The chemistry-biology connection
In his Hsp70 work, Jason Gestwicki also takes advantage of small molecules. “Our focus is on finding new compounds that block, or promote, protein-protein interactions between Hsp70 and its co-chaperones,” explains Gestwicki. In 2008, Gestwicki, along with Susanne Wisen, described an early small molecule assay wherein firefly luciferase activity was used to monitor folding reaction progress. That study uncovered five new inhibitors of the protein DnaK, a bacterial ortholog of the human heat shock protein 70 (Hsp70), and one other molecule that seemed to promote folding (4).
According to Gestwicki, despite the challenges of identifying small molecules, they do present a unique opportunity to uncover fundamental biological insights. “An advantage of this approach is that the molecules might reveal how the Hsp70 system behaves after acute disruption of its equilibrium, before the system has time to compensate.” And when coupled with other molecular biology or genetic techniques, the information opportunity is even greater.
“It is very important to keep in mind that any small molecule-based project can, and should, be supported by results obtained using orthogonal methods, such as genetics,” notes Gestwicki. As an example, Gestwicki points to a case where an inhibitor of a protein and a catalytically dead mutant produce the same phenotype, providing one with tremendous confidence that the activity of that protein is important in the biology being uncovered.
Brent Stockwell is an associate professor in the Biological Sciences and Chemistry departments at Columbia University in New York City, New York, and an Early Career Scientist of the Howard Hughes Medical Institute. For years, Stockwell's lab has been using small molecule approaches to study cell death and neurodegeneration.
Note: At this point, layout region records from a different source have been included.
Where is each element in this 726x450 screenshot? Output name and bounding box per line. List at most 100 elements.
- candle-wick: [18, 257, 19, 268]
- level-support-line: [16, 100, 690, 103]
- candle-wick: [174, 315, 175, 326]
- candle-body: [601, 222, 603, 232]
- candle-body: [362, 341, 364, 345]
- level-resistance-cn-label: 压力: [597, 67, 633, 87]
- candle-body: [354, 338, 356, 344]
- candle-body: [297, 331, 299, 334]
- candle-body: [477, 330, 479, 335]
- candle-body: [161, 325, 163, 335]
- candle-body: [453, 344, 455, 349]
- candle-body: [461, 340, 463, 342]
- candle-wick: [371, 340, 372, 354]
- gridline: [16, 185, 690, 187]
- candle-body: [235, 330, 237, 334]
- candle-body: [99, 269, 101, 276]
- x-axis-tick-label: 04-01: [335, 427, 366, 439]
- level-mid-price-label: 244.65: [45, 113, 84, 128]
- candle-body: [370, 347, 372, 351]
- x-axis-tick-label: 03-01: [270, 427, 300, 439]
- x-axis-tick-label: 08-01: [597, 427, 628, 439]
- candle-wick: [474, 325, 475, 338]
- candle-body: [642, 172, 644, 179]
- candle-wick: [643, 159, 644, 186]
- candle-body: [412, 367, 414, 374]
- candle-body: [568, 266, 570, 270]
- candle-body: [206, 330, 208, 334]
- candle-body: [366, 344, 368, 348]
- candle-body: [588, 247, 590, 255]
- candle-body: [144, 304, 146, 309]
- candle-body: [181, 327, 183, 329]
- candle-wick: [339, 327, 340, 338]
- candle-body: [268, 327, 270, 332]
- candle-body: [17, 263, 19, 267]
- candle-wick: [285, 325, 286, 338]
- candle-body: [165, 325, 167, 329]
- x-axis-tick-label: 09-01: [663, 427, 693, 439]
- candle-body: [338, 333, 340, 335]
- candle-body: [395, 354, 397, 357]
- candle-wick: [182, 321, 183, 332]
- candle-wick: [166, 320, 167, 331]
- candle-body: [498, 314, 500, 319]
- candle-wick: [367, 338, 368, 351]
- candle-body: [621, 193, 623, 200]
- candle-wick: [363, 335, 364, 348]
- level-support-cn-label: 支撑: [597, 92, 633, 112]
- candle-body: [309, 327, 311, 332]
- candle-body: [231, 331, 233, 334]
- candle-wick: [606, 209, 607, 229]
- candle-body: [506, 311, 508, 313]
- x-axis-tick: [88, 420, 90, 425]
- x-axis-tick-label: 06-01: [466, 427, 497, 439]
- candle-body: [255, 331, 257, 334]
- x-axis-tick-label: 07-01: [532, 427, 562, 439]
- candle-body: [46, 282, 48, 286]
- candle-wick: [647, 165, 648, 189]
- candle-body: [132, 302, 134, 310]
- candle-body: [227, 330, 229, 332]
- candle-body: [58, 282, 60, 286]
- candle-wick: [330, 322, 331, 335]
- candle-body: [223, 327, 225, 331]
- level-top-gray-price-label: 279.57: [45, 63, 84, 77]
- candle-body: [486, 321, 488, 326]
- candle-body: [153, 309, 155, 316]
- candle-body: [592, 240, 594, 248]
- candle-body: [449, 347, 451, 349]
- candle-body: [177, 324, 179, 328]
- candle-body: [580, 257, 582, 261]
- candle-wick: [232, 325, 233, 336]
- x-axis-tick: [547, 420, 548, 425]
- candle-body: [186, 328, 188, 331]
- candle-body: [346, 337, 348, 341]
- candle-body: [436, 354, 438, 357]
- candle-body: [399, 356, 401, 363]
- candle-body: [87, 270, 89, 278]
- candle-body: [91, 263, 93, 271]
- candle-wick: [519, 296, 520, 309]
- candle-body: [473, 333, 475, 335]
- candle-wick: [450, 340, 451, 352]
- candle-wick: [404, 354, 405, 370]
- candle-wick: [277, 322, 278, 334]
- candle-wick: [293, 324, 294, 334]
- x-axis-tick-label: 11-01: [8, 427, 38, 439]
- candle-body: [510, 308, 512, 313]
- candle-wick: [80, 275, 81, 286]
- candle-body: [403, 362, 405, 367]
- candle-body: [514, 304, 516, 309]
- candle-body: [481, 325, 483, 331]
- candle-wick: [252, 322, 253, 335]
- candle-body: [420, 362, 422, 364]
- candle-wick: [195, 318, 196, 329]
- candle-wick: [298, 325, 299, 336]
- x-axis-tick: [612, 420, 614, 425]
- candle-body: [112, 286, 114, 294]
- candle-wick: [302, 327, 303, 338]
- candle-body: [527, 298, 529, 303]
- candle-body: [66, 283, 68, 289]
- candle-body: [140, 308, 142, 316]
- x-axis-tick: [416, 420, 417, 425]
In 2010, Stockwell and his colleagues reported in Nature Chemical Biology on a small molecule screenthey performed that identified five distinct compounds capable of preventing the cell death induced by a mutant huntingtin protein (5). Using this information and results from a series of complementary genetic techniques, Stockwell was able to confirm that the small molecules his team had identified were in fact acting on protein disulfide isomerase (PDI), a known protein chaperone. “PDI accumulation was leading to cell toxicity,” explains Stockwell. His work provided a new connection between apoptosis and protein chaperones.